(4a) Identifying Energy-Efficient and Heat-Integrated Configurations for Multicomponent Distillation | AIChE

(4a) Identifying Energy-Efficient and Heat-Integrated Configurations for Multicomponent Distillation


Mathew, T. J., Purdue University
Tawarmalani, M., Purdue University
Agrawal, R., Purdue University
Multi-component distillation is one of the ubiquitous separation processes found in chemical and petroleum industries. Accounting for about 2.5% of the total energy use in the US [1], distillation is responsible for a significant part of the operating costs and greenhouse gas emissions in a chemical industry. Hence, it is an absolute necessity to explore possibilities by which the energy demand of the distillation configurations can be reduced.

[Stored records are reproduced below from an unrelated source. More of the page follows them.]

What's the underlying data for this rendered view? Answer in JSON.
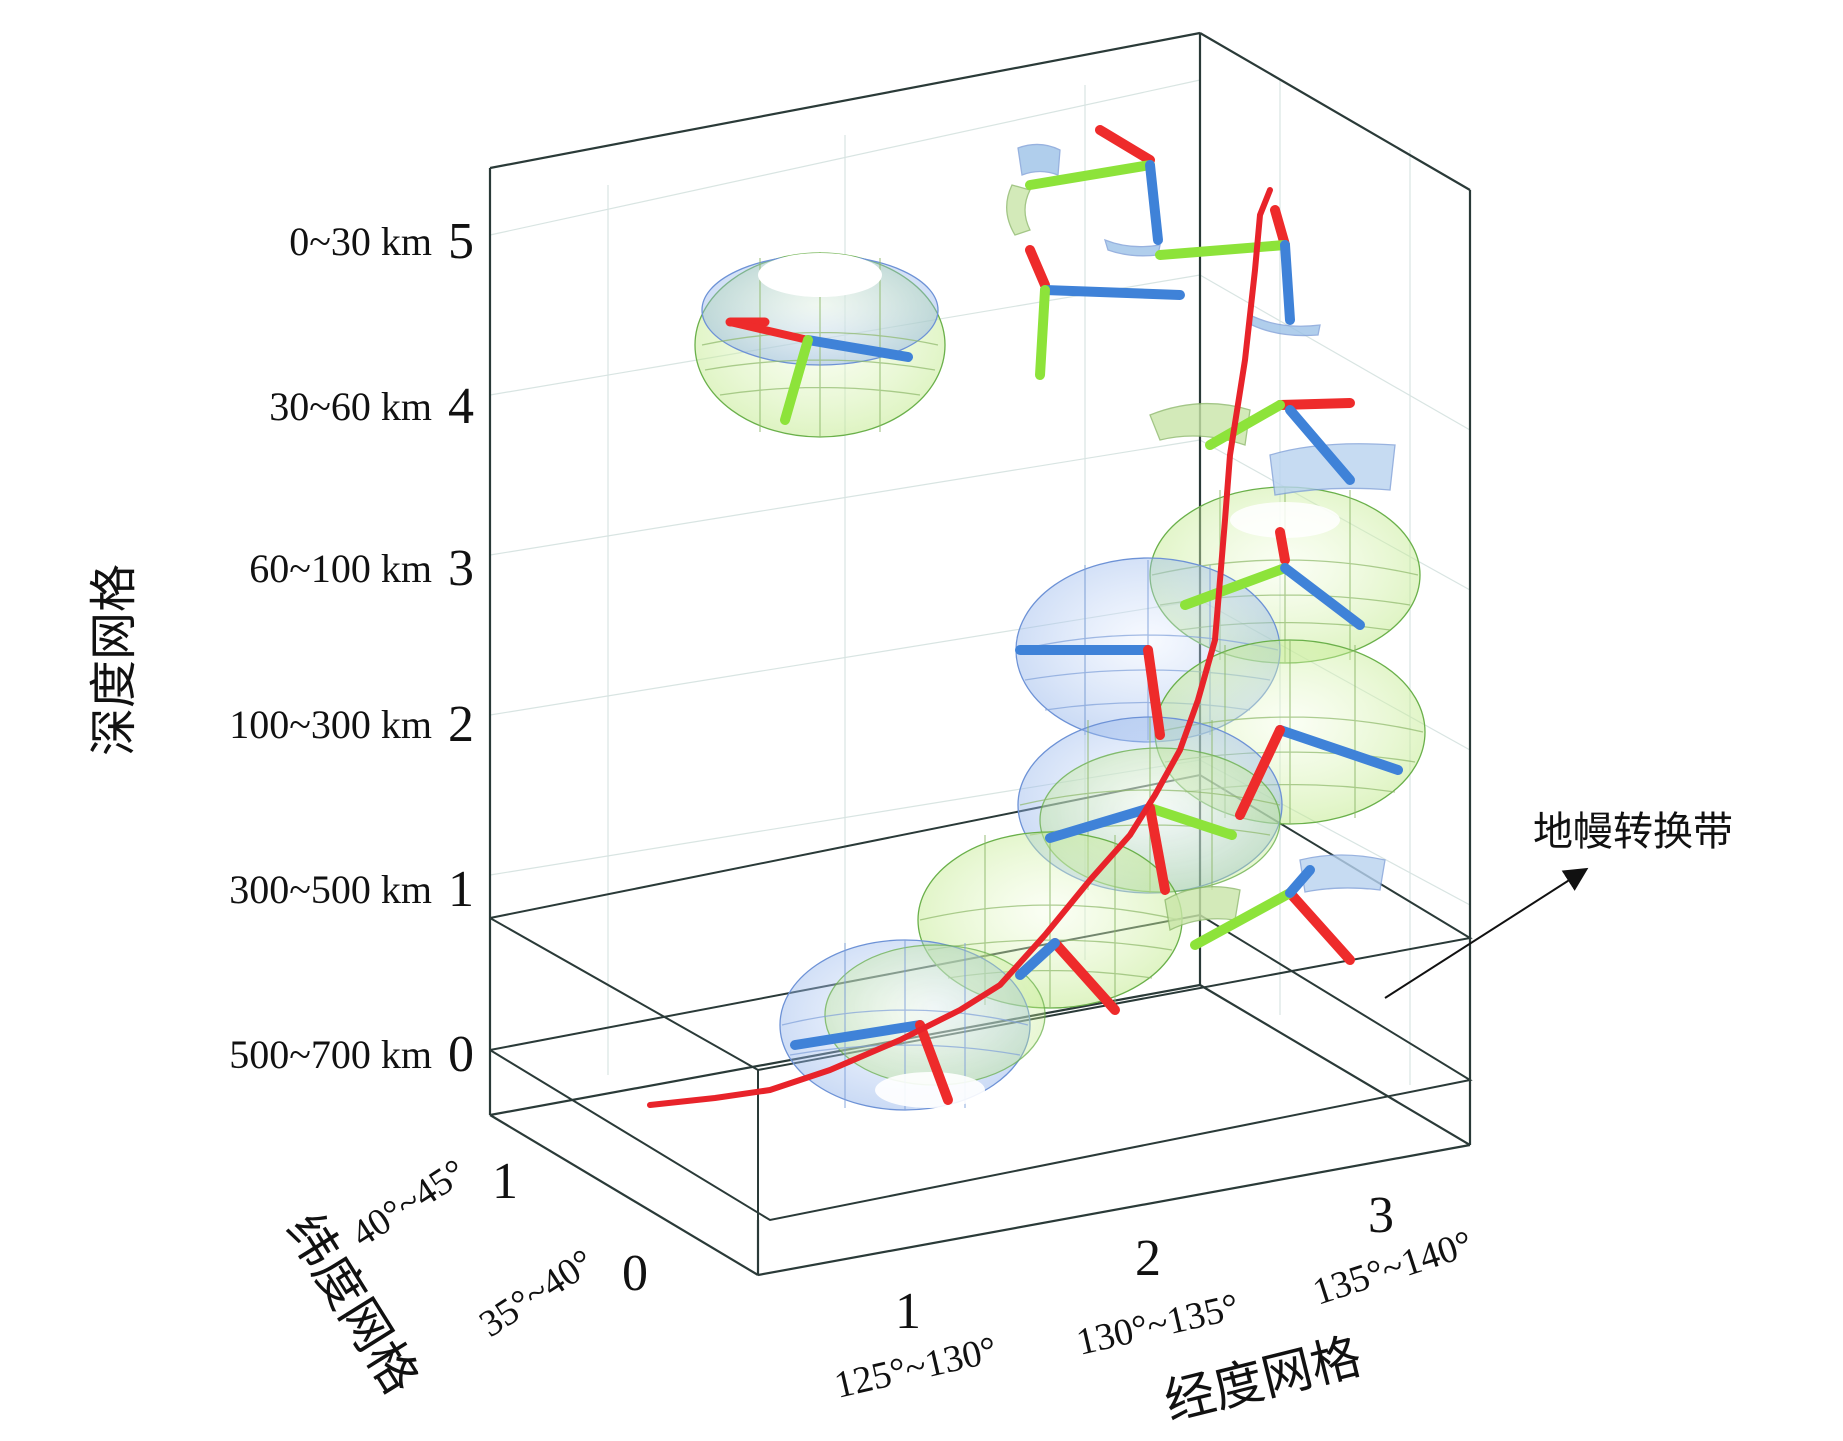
{
  "depth_axis": {
    "title": "深度网格",
    "ticks": [
      {
        "range": "0~30 km",
        "index": "5"
      },
      {
        "range": "30~60 km",
        "index": "4"
      },
      {
        "range": "60~100 km",
        "index": "3"
      },
      {
        "range": "100~300 km",
        "index": "2"
      },
      {
        "range": "300~500 km",
        "index": "1"
      },
      {
        "range": "500~700 km",
        "index": "0"
      }
    ]
  },
  "latitude_axis": {
    "title": "纬度网格",
    "ticks": [
      {
        "range": "40°~45°",
        "index": "1"
      },
      {
        "range": "35°~40°",
        "index": "0"
      }
    ]
  },
  "longitude_axis": {
    "title": "经度网格",
    "ticks": [
      {
        "range": "125°~130°",
        "index": "1"
      },
      {
        "range": "130°~135°",
        "index": "2"
      },
      {
        "range": "135°~140°",
        "index": "3"
      }
    ]
  },
  "annotation": {
    "text": "地幔转换带"
  },
  "colors": {
    "slab_curve": "#e8232a",
    "axis_red": "#ee2b2b",
    "axis_green": "#8de33a",
    "axis_blue": "#3f82d8",
    "sphere_blue": "#7fa6e6",
    "sphere_green": "#b7e67a",
    "box_line": "#2a3a38"
  }
}
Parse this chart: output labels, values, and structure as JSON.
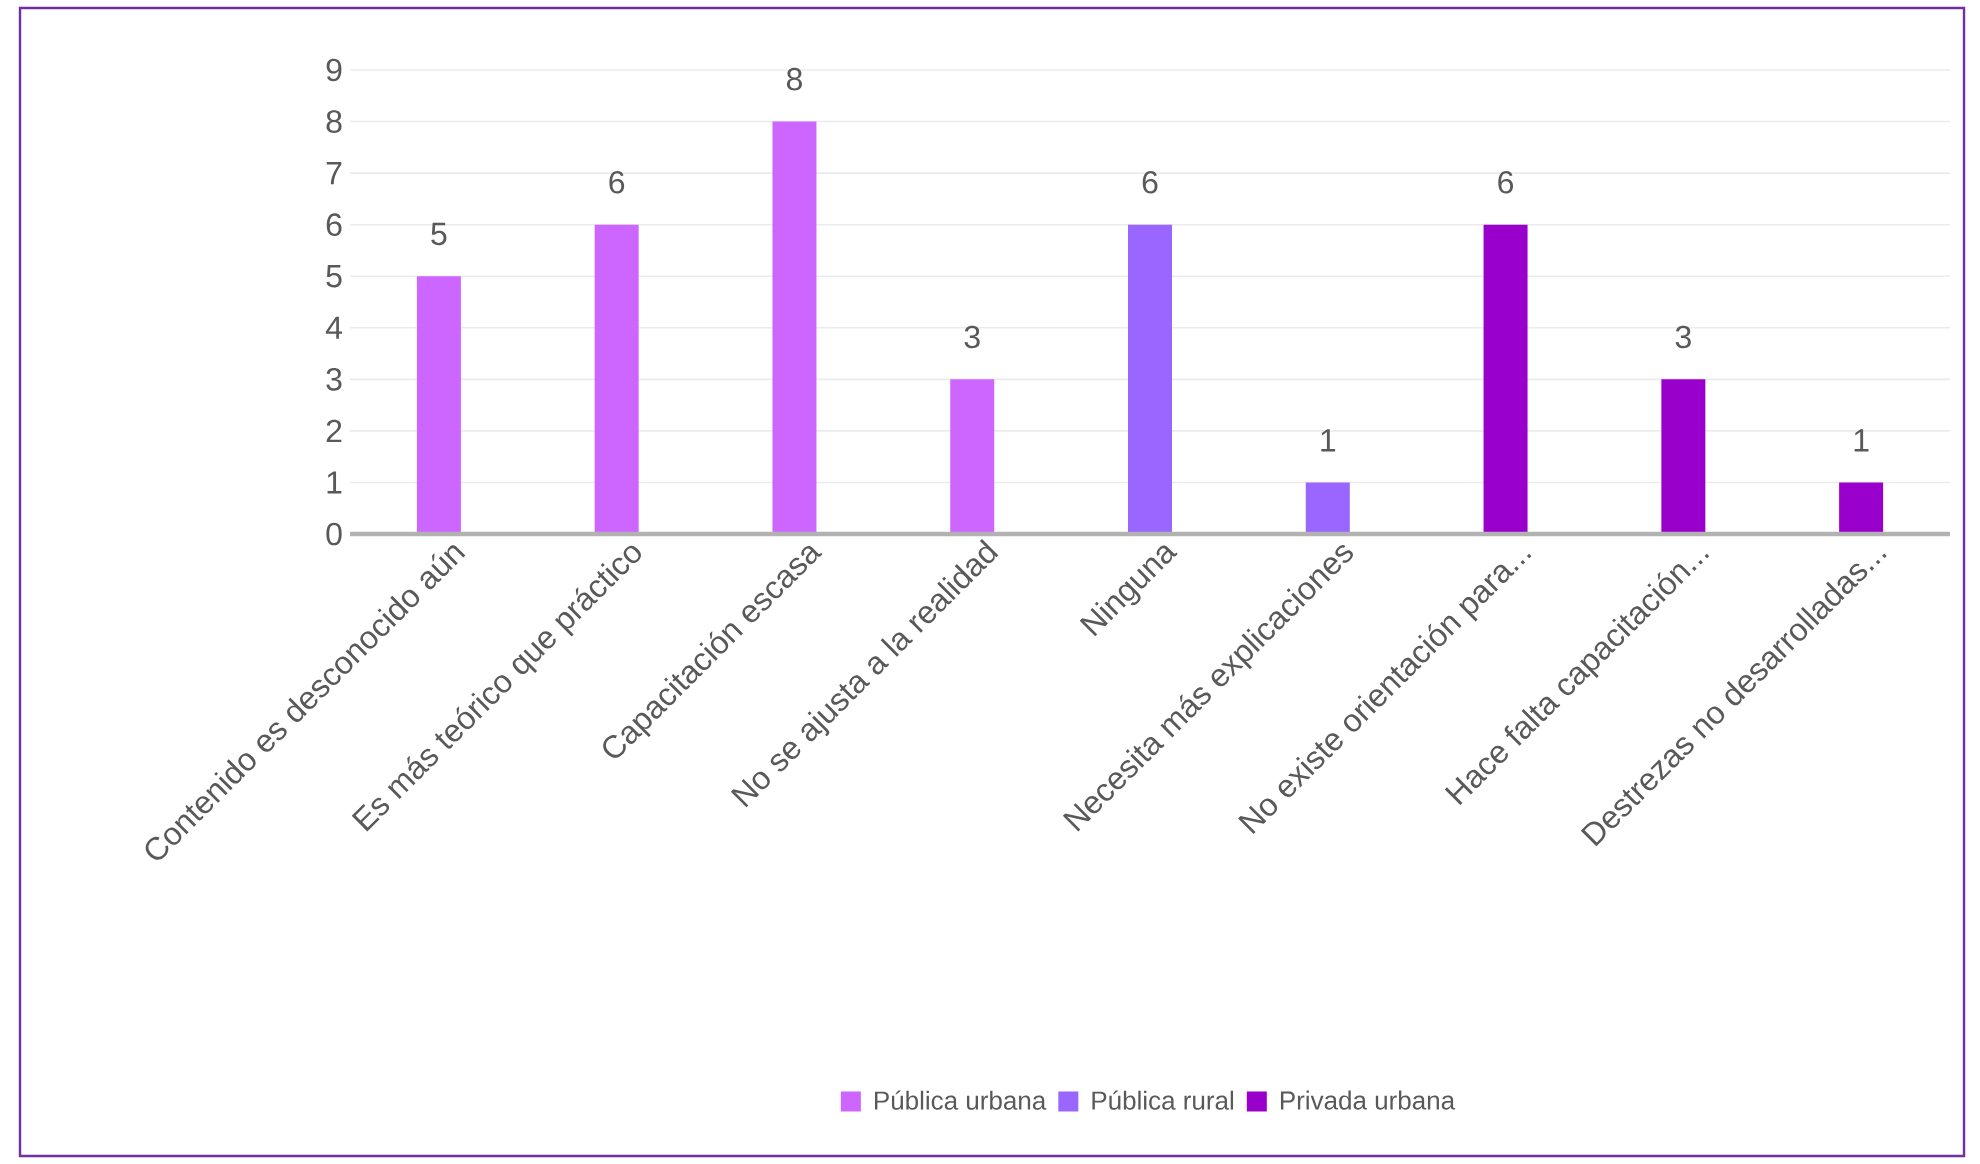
{
  "chart_data": {
    "type": "bar",
    "categories": [
      "Contenido es desconocido aún",
      "Es más teórico que práctico",
      "Capacitación escasa",
      "No se ajusta a la realidad",
      "Ninguna",
      "Necesita más explicaciones",
      "No existe orientación para...",
      "Hace falta capacitación...",
      "Destrezas no desarrolladas..."
    ],
    "series": [
      {
        "name": "Pública urbana",
        "color": "#cc66ff",
        "values": [
          5,
          6,
          8,
          3,
          null,
          null,
          null,
          null,
          null
        ]
      },
      {
        "name": "Pública rural",
        "color": "#9966ff",
        "values": [
          null,
          null,
          null,
          null,
          6,
          1,
          null,
          null,
          null
        ]
      },
      {
        "name": "Privada urbana",
        "color": "#9900cc",
        "values": [
          null,
          null,
          null,
          null,
          null,
          null,
          6,
          3,
          1
        ]
      }
    ],
    "ylim": [
      0,
      9
    ],
    "yticks": [
      0,
      1,
      2,
      3,
      4,
      5,
      6,
      7,
      8,
      9
    ],
    "grid": "y",
    "legend": "bottom",
    "data_labels": true
  }
}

One of the methods by which a reduction in energy consumption can be observed is through recycle of heat between condensers and reboilers. This mode of indirect transmission of heat (without mass transfer) is called as TCH (Thermal coupling via heat transfer) [2]. Since the feasibility and magnitude of the such heat integration links is strongly dependent on operating conditions, it is important that we consider them during the optimization of the configurations. The identification of such ‘beneficial’ and ‘realizable’ heat integration links requires a temperature predictor model. One major challenge is that detailed thermodynamic models for temperature prediction create convergence issues in the global optimization framework. In this research we use a simple to use equation, constructed on a theoretical basis, to predict temperatures of non-isothermal phase changing mixtures. We test our model on a few industrially relevant mixtures and validate the same.

Further, we incorporate our model into the global optimization framework to identify configurations with lowest vapor duty (a proxy for energy consumption of the configuration). To ensure finite heat transfer characteristics, we use the concept of MAT (Minimum Approach Temperature) in a heat exchanger. After adding the temperature predictor model and the MAT constraints, we demonstrate the power of our NLP (Non-Linear Programming Framework) by identifying energy-efficient and heat-integrated configurations for four and five component mixtures. These highly energy efficient configurations are simple to implement.


  1. S. Environmental Investigation Agency. Monthly Energy Review March 2021.
  2. Tony Joseph Mathew, Radhakrishna Tumbalam Gooty, Mohit Tawarmalani, and Rakesh Agrawal. A Simple Criterion for Feasibility of Heat Integration between Distillation Streams Based on Relative Volatilities. Industrial & Engineering Chemistry Research, 60(28): 10286–10302, 2021.